Filter: Include -> Page -> Matching RegExp -> field_byline_target_id_value=[^&] (A URL that contains the ‘field_byline_target_id_value’ parameter, and which is NOT immediately followed by an ampersand.)

In summary, this provides a list of all the URLs that represent searches by off-campus users in which the user performed a search on the news items and specified a term in the byline field.

I then combined the two months of data and extracted the byline search terms from the URLs.

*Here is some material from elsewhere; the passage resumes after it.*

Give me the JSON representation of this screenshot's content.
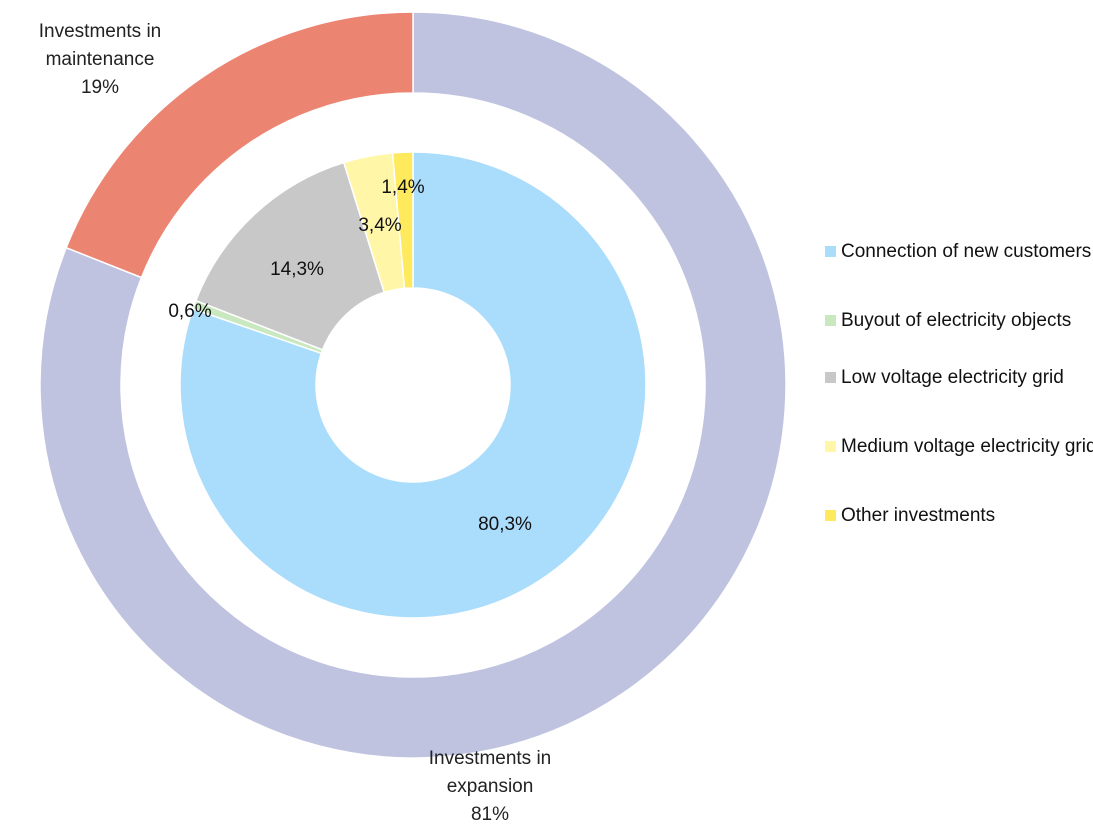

Here are the search terms used in the byline field by off-campus users during the months of August and September 2017:

Search Term Relevant to Byline Notes
agbiboa No Mason professor. Not a news writer.
angel cabrera No  
├íngel cabrera No  
award No  
binge watchers No  
cabrera No  
car brain activity No  
car brain activity simulator No  
card No  
cirque No  
daca No  
devos title ix No  
dhs No  
drive brain activity simulator No  
emotional support dogs No  
george mason inn No  
hiv No  
inova No  
journal of gerontology No  
kearney Maybe Perhaps refers to Colleen Kearney Rich, who does write news items, but could also refer to this:
loudoun No  
mercatus No  
michael buschmann No A Mason professor, but not an author of our news items.
mobility No  
over50 No  
over50 tv No  
peterson No A person’s name, but not not an author of our news items.
scout No  
sid dewberry No  
sid dewberry music No  
sklarew No Mason professor. Not a news writer.
statement from president cabrera No  
states No  
stearns center for teaching and learning No  
total eclipse No  
total solar eclipse No  
tv No  
water No  
welcome2mason No  
wiley No Perhaps refers to Wiley project, although we also have a couple professors by this name.
wilkin No Perhaps refers to Roger Wilkins, form who the north plaza was renamed.
zimmerman employee of the month No  

Looking at the search terms above, it is clear that most people are attempting to use the byline field as a keyword search. Very few, if any, off-campus users are using the byline field for its intended purpose.


  • If possible, we should offer a keyword search for news items. People appear to expect this functionality.
  • Even though the field is labelled “Byline”, it seems that people aren’t getting the message. Perhaps labeling the field “Author” would make it more clear to users.
  • Moving the byline search field further down the form from its position as the first search field may make users less likely to mistake it for a keyword search field.